Ask Keri: Some people say canola oil is bad for you; others say that’s a myth. Help! Can canola be part of a healthy diet?
Keri Says: You’re right: Canola oil is one of those tricky foods that even experts disagree on. A lot of the confusion stems from what I’d say is the main takeaway: In theory, canola oil is not inherently unhealthy and may even have health benefits…but the vast majority of canola oil sold in supermarkets today is not good for you.
How could that be true?
When I evaluate an oil, I can’t just look at the basic nutrition facts related to the main ingredient. As in: olives contain these nutrients, therefore olive oil is healthy. I have to take into account how those olives were grown, how they were turned into oil, how that oil was then processed to make it shelf stable, etc. In other words, a lot can change in the processing.
That’s especially true with canola because of how the crop is grown and processed. How much you’re eating and what makes up the rest of your diet also matters. Here’s what you need to know.
Canola Oil: The Crop
Canola is a tallish green plant with pretty yellow flowers. It’s an oilseed crop, meaning the oil comes from the seed rather than fruit. What’s happened to the crop in recent decades is basically identical to what’s happened to soy. In order to grow more canola quickly without worrying about weeds, a genetically modified version of the plant—Roundup-ready canola—was developed so farmers could spray it with Roundup (glyphosate) without killing it. Today, an estimated 90 percent of the canola grown in the US is genetically modified to withstand herbicides.
While there are still no proven health risks related to the process of genetically modifying plants, the fact that it’s modified for this purpose is a problem: It means the plants are being sprayed with a pesticide that’s no good for your body, the bodies of the workers in the fields, or the planet.
Canola Oil: The Fats
Canola oil is mostly made up of monounsaturated and polyunsaturated fats, which generally fall into the healthy fats category. But we’ve got to dig deeper into the polyunsaturated: Canola’s PU fats are made up of about 21 percent omega-6 and 11 percent omega-3.
That 2:1 ratio is technically healthy; everyone needs a balance of omega-6 and omega-3 fats. The issue is that in the standard American diet, most people get way too many of the omega-6, so in foods, we need to skew the ratio towards getting more omega-3s to make up for that fact.

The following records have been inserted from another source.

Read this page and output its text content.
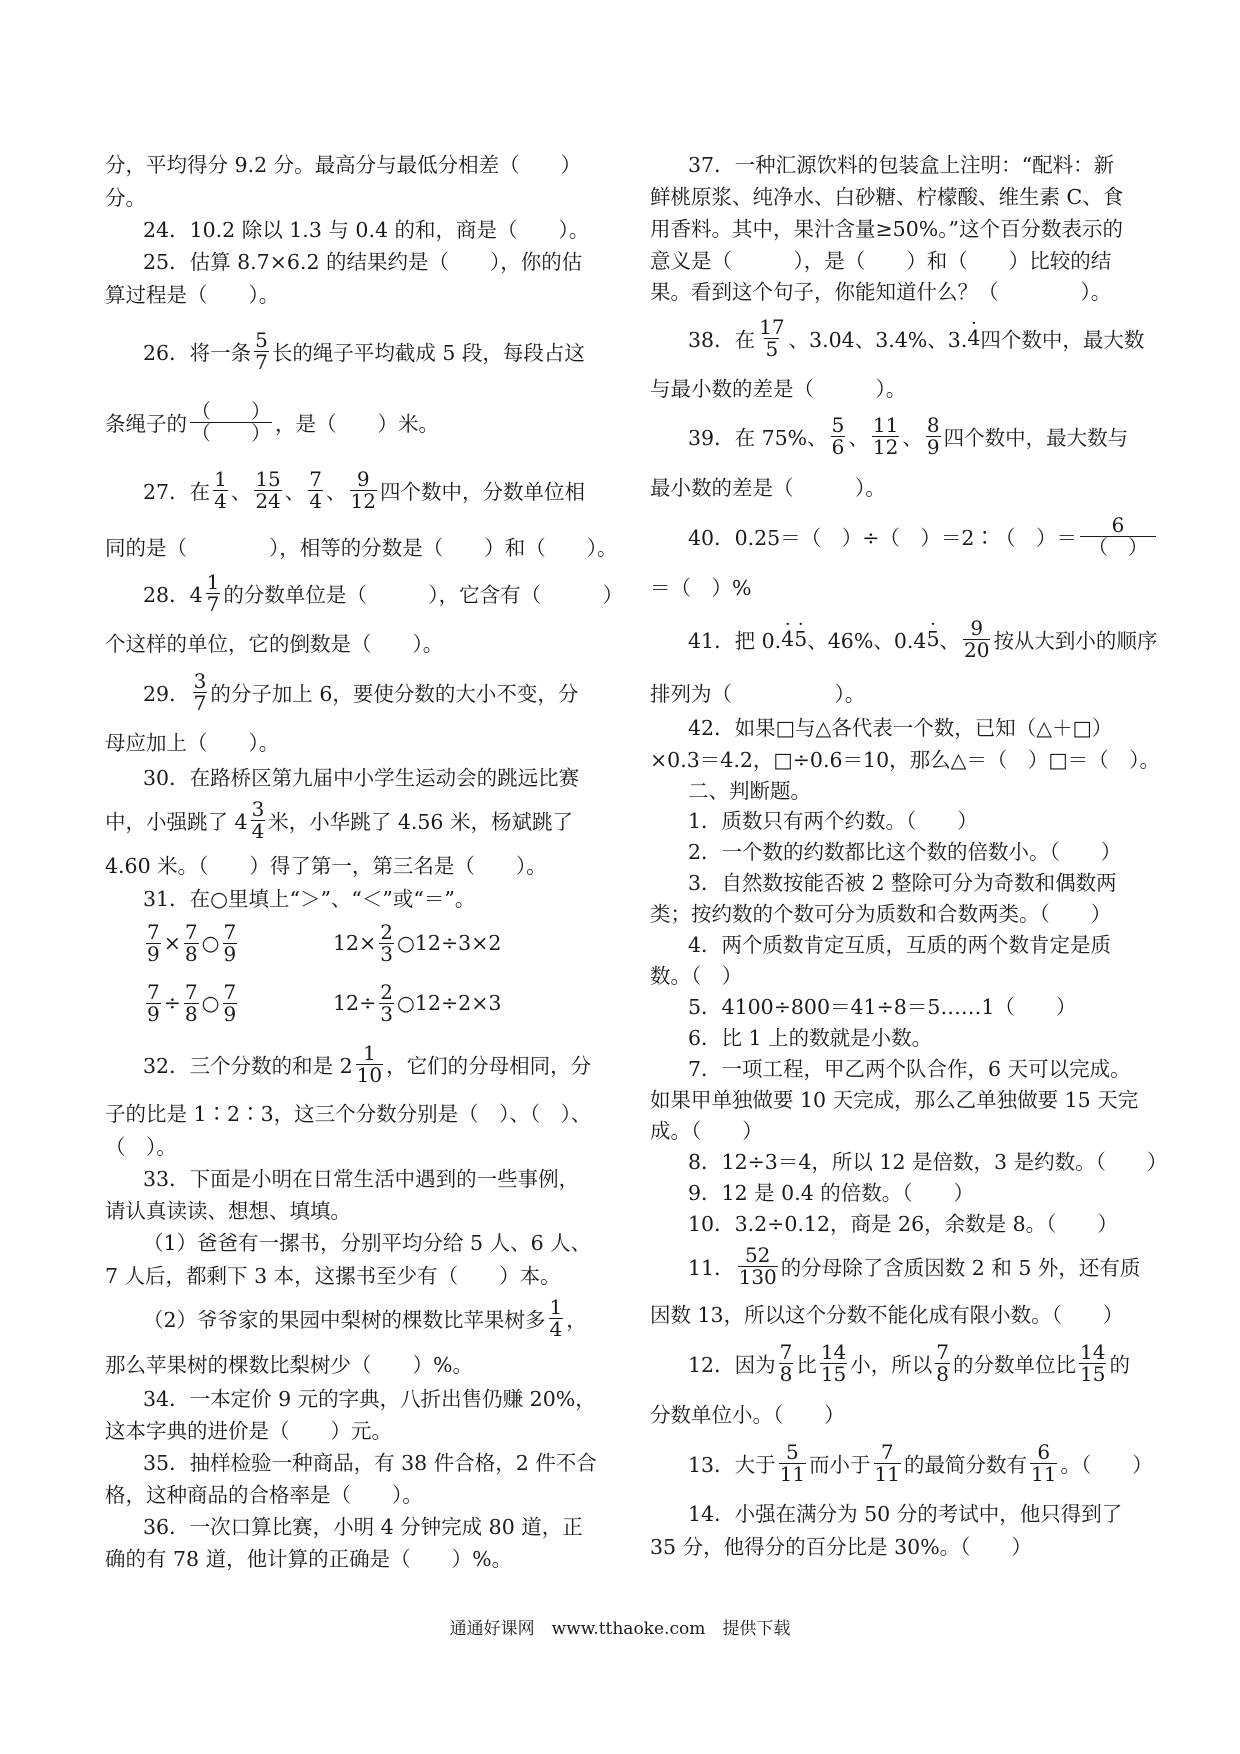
分，平均得分 9.2 分。最高分与最低分相差（　　）
分。
24．10.2 除以 1.3 与 0.4 的和，商是（　　）。
25．估算 8.7×6.2 的结果约是（　　），你的估
算过程是（　　）。
26．将一条 $\frac{5}{7}$ 长的绳子平均截成 5 段，每段占这
条绳子的 $\frac{( )}{( )}$ ，是（　　）米。
27．在 $\frac{1}{4}$ 、 $\frac{15}{24}$ 、 $\frac{7}{4}$ 、 $\frac{9}{12}$ 四个数中，分数单位相
同的是（　　　　），相等的分数是（　　）和（　　）。
28．$4 \frac{1}{7}$ 的分数单位是（　　　），它含有（　　　）
个这样的单位，它的倒数是（　　）。
29． $\frac{3}{7}$ 的分子加上 6，要使分数的大小不变，分
母应加上（　　）。
30．在路桥区第九届中小学生运动会的跳远比赛
中，小强跳了 $4 \frac{3}{4}$ 米，小华跳了 4.56 米，杨斌跳了
4.60 米。（　　）得了第一，第三名是（　　）。
31．在○里填上“＞”、“＜”或“＝”。
$\frac{7}{9} \times \frac{7}{8}$ ○ $\frac{7}{9}$	$12\times \frac{2}{3}$ ○12÷3×2
$\frac{7}{9} \div \frac{7}{8}$ ○ $\frac{7}{9}$	$12\div \frac{2}{3}$ ○12÷2×3
32．三个分数的和是 $2 \frac{1}{10}$ ，它们的分母相同，分
子的比是 1∶2∶3，这三个分数分别是（　）、（　）、
（　）。
33．下面是小明在日常生活中遇到的一些事例，
请认真读读、想想、填填。
（1）爸爸有一摞书，分别平均分给 5 人、6 人、
7 人后，都剩下 3 本，这摞书至少有（　　）本。
（2）爷爷家的果园中梨树的棵数比苹果树多 $\frac{1}{4}$ ，
那么苹果树的棵数比梨树少（　　）%。
34．一本定价 9 元的字典，八折出售仍赚 20%，
这本字典的进价是（　　）元。
35．抽样检验一种商品，有 38 件合格，2 件不合
格，这种商品的合格率是（　　）。
36．一次口算比赛，小明 4 分钟完成 80 道，正
确的有 78 道，他计算的正确是（　　）%。
37．一种汇源饮料的包装盒上注明：“配料：新
鲜桃原浆、纯净水、白砂糖、柠檬酸、维生素 C、食
用香料。其中，果汁含量≥50%。”这个百分数表示的
意义是（　　　），是（　　）和（　　）比较的结
果。看到这个句子，你能知道什么？（　　　　）。
38．在 $\frac{17}{5}$ 、3.04、3.4%、3. · 4 四个数中，最大数
与最小数的差是（　　　）。
39．在 75%、 $\frac{5}{6}$ 、 $\frac{11}{12}$ 、 $\frac{8}{9}$ 四个数中，最大数与
最小数的差是（　　　）。
40．0.25＝（　）÷（　）＝2∶（　）＝ $\frac{6}{( )}$
＝（　）%
41．把 0. · 4 · 5 、46%、0.4 · 5 、 $\frac{9}{20}$ 按从大到小的顺序
排列为（　　　　　）。
42．如果□与△各代表一个数，已知（△＋□）
×0.3＝4.2，□÷0.6＝10，那么△＝（　）□＝（　）。
二、判断题。
1．质数只有两个约数。（　　）
2．一个数的约数都比这个数的倍数小。（　　）
3．自然数按能否被 2 整除可分为奇数和偶数两
类；按约数的个数可分为质数和合数两类。（　　）
4．两个质数肯定互质，互质的两个数肯定是质
数。（　）
5．4100÷800＝41÷8＝5……1（　　）
6．比 1 上的数就是小数。
7．一项工程，甲乙两个队合作，6 天可以完成。
如果甲单独做要 10 天完成，那么乙单独做要 15 天完
成。（　　）
8．12÷3＝4，所以 12 是倍数，3 是约数。（　　）
9．12 是 0.4 的倍数。（　　）
10．3.2÷0.12，商是 26，余数是 8。（　　）
11． $\frac{52}{130}$ 的分母除了含质因数 2 和 5 外，还有质
因数 13，所以这个分数不能化成有限小数。（　　）
12．因为 $\frac{7}{8}$ 比 $\frac{14}{15}$ 小，所以 $\frac{7}{8}$ 的分数单位比 $\frac{14}{15}$ 的
分数单位小。（　　）
13．大于 $\frac{5}{11}$ 而小于 $\frac{7}{11}$ 的最简分数有 $\frac{6}{11}$ 。（　　）
14．小强在满分为 50 分的考试中，他只得到了
35 分，他得分的百分比是 30%。（　　）
通通好课网　www.tthaoke.com　提供下载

However, if you’re eating a super healthy diet with plenty of fatty fish, this ratio is a-okay.
Canola Oil: Processing
One more complication related to fats: The methods used to process and refine canola oil can mess with the structure of the fats. When canola is partially hydrogenated, it often contains trans fats, which are the worst kind of fats for your body.

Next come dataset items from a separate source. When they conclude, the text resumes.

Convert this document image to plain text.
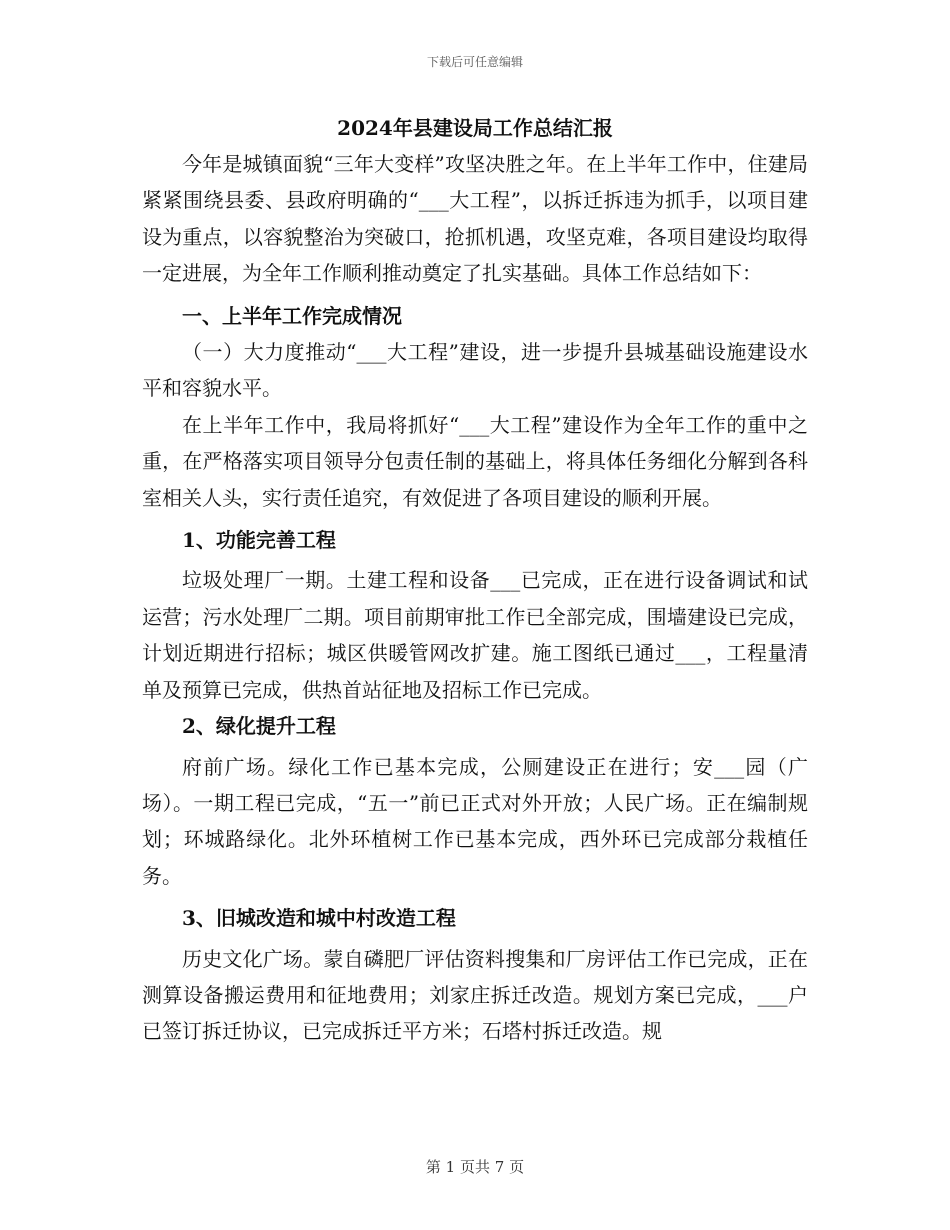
下载后可任意编辑
2024年县建设局工作总结汇报

今年是城镇面貌“三年大变样”攻坚决胜之年。在上半年工作中，住建局紧紧围绕县委、县政府明确的“___大工程”，以拆迁拆违为抓手，以项目建设为重点，以容貌整治为突破口，抢抓机遇，攻坚克难，各项目建设均取得一定进展，为全年工作顺利推动奠定了扎实基础。具体工作总结如下：

一、上半年工作完成情况

（一）大力度推动“___大工程”建设，进一步提升县城基础设施建设水平和容貌水平。

在上半年工作中，我局将抓好“___大工程”建设作为全年工作的重中之重，在严格落实项目领导分包责任制的基础上，将具体任务细化分解到各科室相关人头，实行责任追究，有效促进了各项目建设的顺利开展。

1、功能完善工程

垃圾处理厂一期。土建工程和设备___已完成，正在进行设备调试和试运营；污水处理厂二期。项目前期审批工作已全部完成，围墙建设已完成，计划近期进行招标；城区供暖管网改扩建。施工图纸已通过___，工程量清单及预算已完成，供热首站征地及招标工作已完成。

2、绿化提升工程

府前广场。绿化工作已基本完成，公厕建设正在进行；安___园（广场）。一期工程已完成，“五一”前已正式对外开放；人民广场。正在编制规划；环城路绿化。北外环植树工作已基本完成，西外环已完成部分栽植任务。

3、旧城改造和城中村改造工程

历史文化广场。蒙自磷肥厂评估资料搜集和厂房评估工作已完成，正在测算设备搬运费用和征地费用；刘家庄拆迁改造。规划方案已完成，___户已签订拆迁协议，已完成拆迁平方米；石塔村拆迁改造。规

第 1 页共 7 页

Processing also involves a lot of heat, and some animal studies have shown fats from heated canola raised markers of inflammation in rats.

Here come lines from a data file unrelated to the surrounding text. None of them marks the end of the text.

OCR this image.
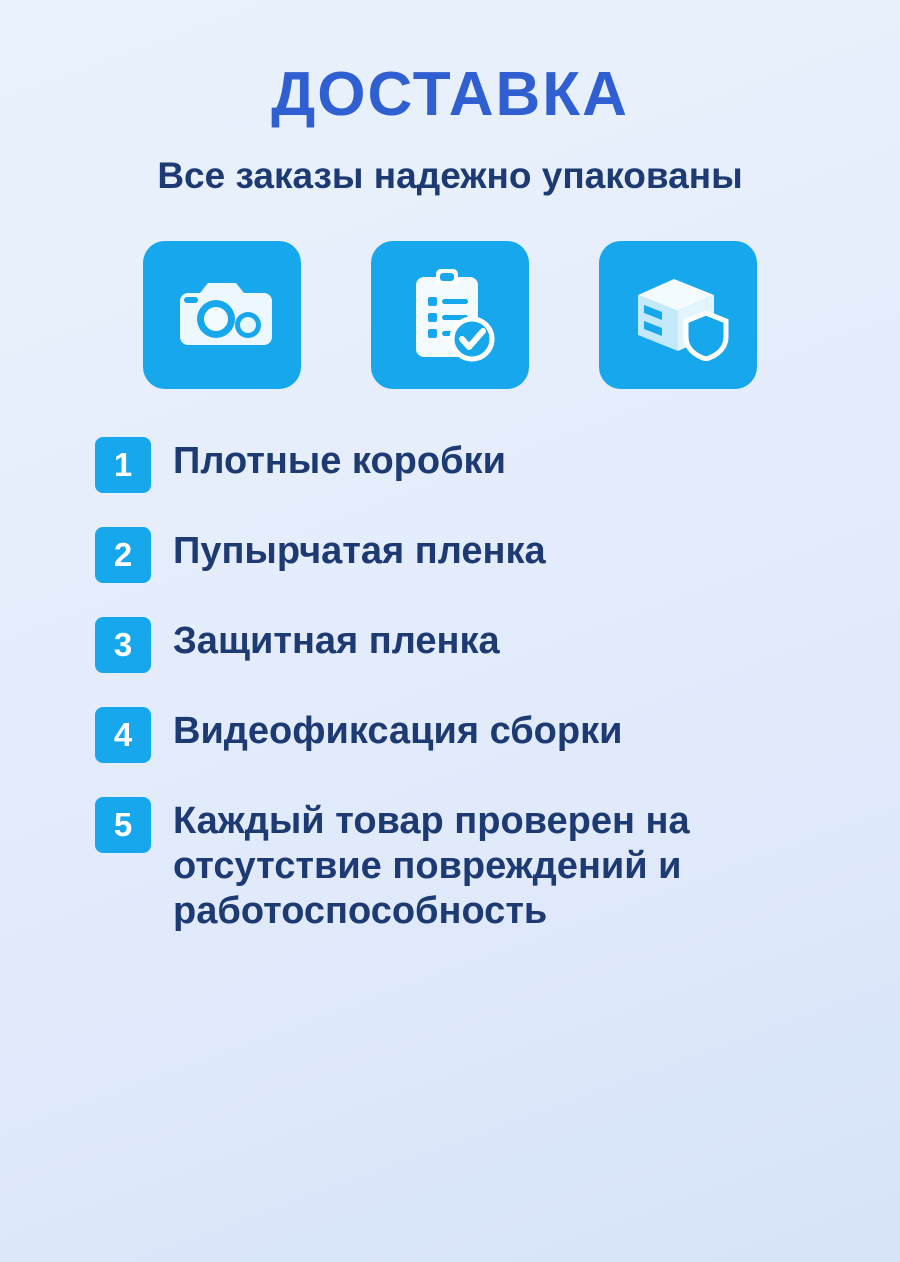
ДОСТАВКА
Все заказы надежно упакованы
1	Плотные коробки
2	Пупырчатая пленка
3	Защитная пленка
4	Видеофиксация сборки
5	Каждый товар проверен на отсутствие повреждений и работоспособность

Canola is also often extracted using a chemical process involving hexane, bleached, and deodorized. All of these things further refine the oil, which may decrease nutrients and good fats and increase the presence of trans fats.
Canola Oil: The Bottom Line
At this point, making a stir-fry with canola probably doesn’t sound like such a good idea. But as I said at the beginning, it’s not inherently unhealthy. Skip the supermarket brands but don’t be afraid of canola overall if you can find a good source. Look for organic (or at least non-GMO), unrefined, and cold-pressed, and all of the issues mentioned will fall away. And just be conscious of the omega ratio related to other sources of fats in your diet.